Há na vida, razões que me são estranhas, locais e paragens onde nunca irei, tempos que passam como se não passassem, e há dias que nasceram e morreram sem que acordasse do meu sono, e o sono fosse mais real no sonho que na realidade que omiti.
Há na vida, gente que nunca se esquece, mesmo longe, mesmo na ausência dos olhares e das falas, gente que permanece guardada no coração, como se já não me pertencesse, gente que passa na vida e passa a vida sem que me toque. Depois existe a mágoa e a esperança, existem tempos e canções, existem as paixões cravadas no tempo e nas veias tingidas de um vermelho roxo, que me estremece e me confunde.
Há no meu coração, uma mansão apalaçada de quartos e salas onde guardo cada uma das minhas memórias, mulheres de corpos inteiros e outros que apenas são lábios e seios, e há mulheres que são livros e outras que apenas são um poema bordado num pequeno papel de taberna, amarrotado com nódoas do vinho que bebeste.
Nos quartos virados ao sol do amanhã, estás tu, olhos fechados, guardando o Sol que te enche, essa sensação inexplicável de mulher que sempre abre a porta a cada passo que dou, quando o coração me rói as entranhas e mergulho pelos cantos deste mundo que escrevo e sinto a cada minuto.
Às vezes procuro-te, sempre sabendo que só tu me encontras, nesse teu jeito feliz de seres mulher, quando me deixas encaracolar teu cabelo nas minhas mãos, quando me ofereces os sorrisos das pequenas coisas que me dás, na ternura com que os teus nãos me parecem sins, no espanto de te esperar nas praças velhas, onde os sorrisos são verdadeiros e os velhos vivem o passado em presentes de paz e de paciência. Depois quando o mar chega na beira da minha procura, sinto-te veleiro onde quero arriscar uma bolina forte e sem terra à vista, e percebo que nunca serás porto de chegada, mas olharás as velas comigo entendendo o vento e as suas mudanças.

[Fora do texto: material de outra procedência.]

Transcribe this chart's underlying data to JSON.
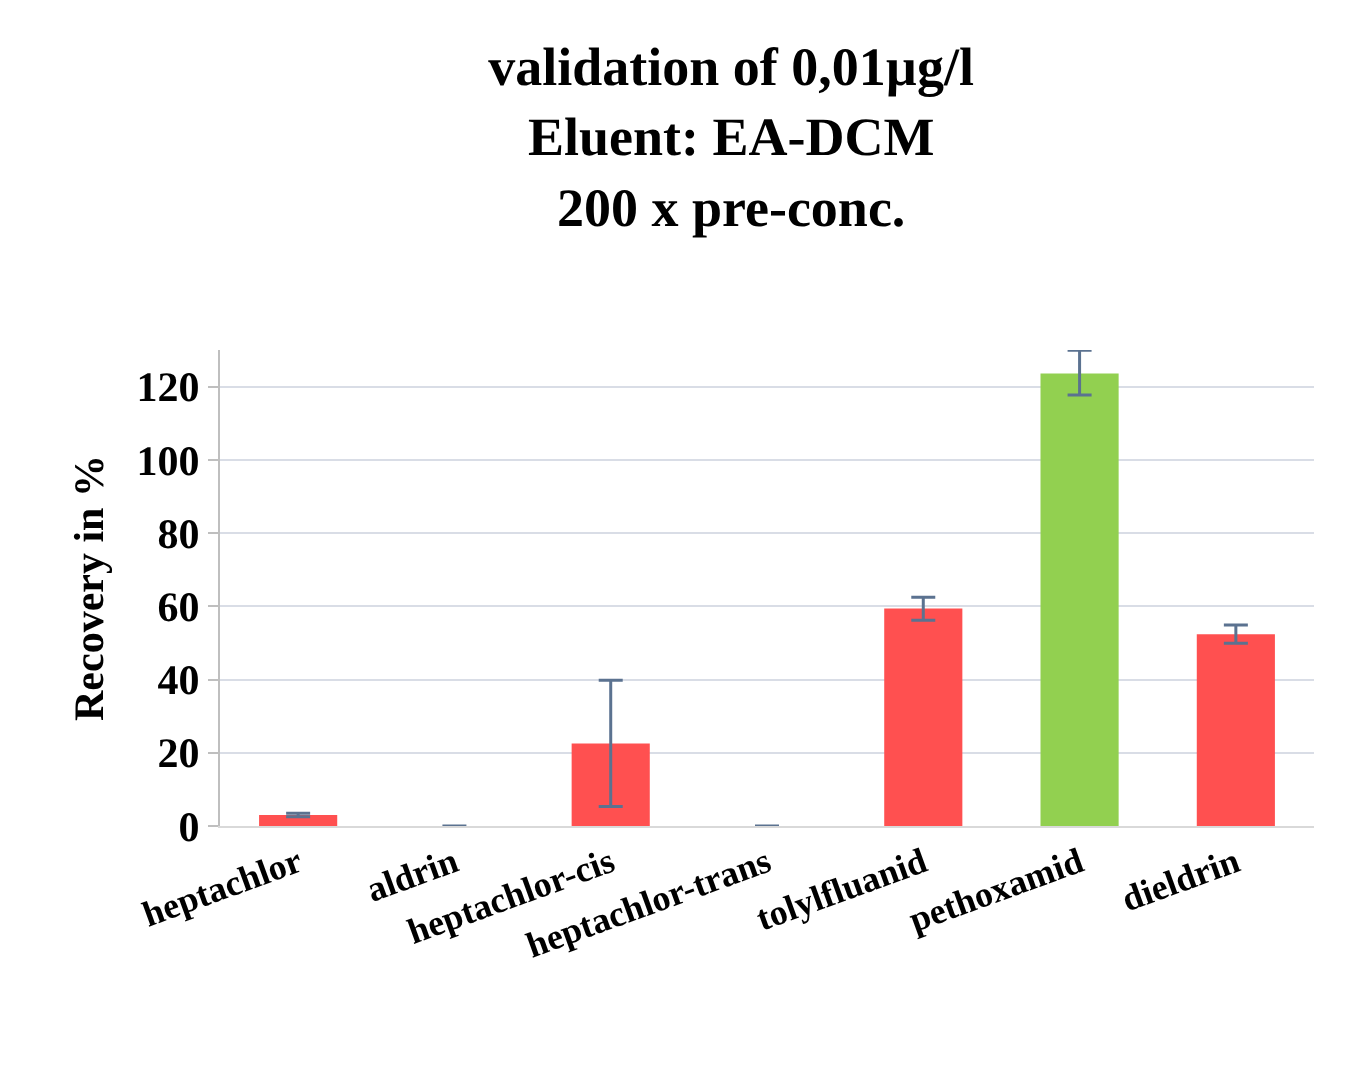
{
  "chart_data": {
    "type": "bar",
    "title": "validation of 0,01µg/l\nEluent: EA-DCM\n200 x pre-conc.",
    "ylabel": "Recovery in %",
    "categories": [
      "heptachlor",
      "aldrin",
      "heptachlor-cis",
      "heptachlor-trans",
      "tolylfluanid",
      "pethoxamid",
      "dieldrin"
    ],
    "values": [
      3,
      0,
      22.5,
      0,
      59.4,
      123.6,
      52.4
    ],
    "colors": [
      "#ff5050",
      "#ff5050",
      "#ff5050",
      "#ff5050",
      "#ff5050",
      "#92d050",
      "#ff5050"
    ],
    "errors": [
      0.5,
      0,
      [
        5.3,
        39.8
      ],
      0,
      [
        56.2,
        62.5
      ],
      [
        117.7,
        129.9
      ],
      [
        49.9,
        54.9
      ]
    ],
    "ylim": [
      0,
      130
    ],
    "yticks": [
      0,
      20,
      40,
      60,
      80,
      100,
      120
    ],
    "grid": "y"
  }
}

Outras vezes és rio, e deixo-me conquistar, peço que me arrastes e ultrapasses e transponhas estas margens onde deixamos a pele agarrada.
E é por ti, que me revolto e não me deixo desprender desta força rebelde, é por ti que as cidades continuam a ser verdade, e os passos dos homens têm sentido. È por ti, que escrevo, que as palavras transbordam desta razão pintada da solidão, dos pensamentos que não me respondem e das perguntas que fazem doer os braços, deste peso que a tua recusa me oferece.
E é porque te entendo, que hoje te continuo a dar guarida, o teu quarto é sempre o que quiseres escolher.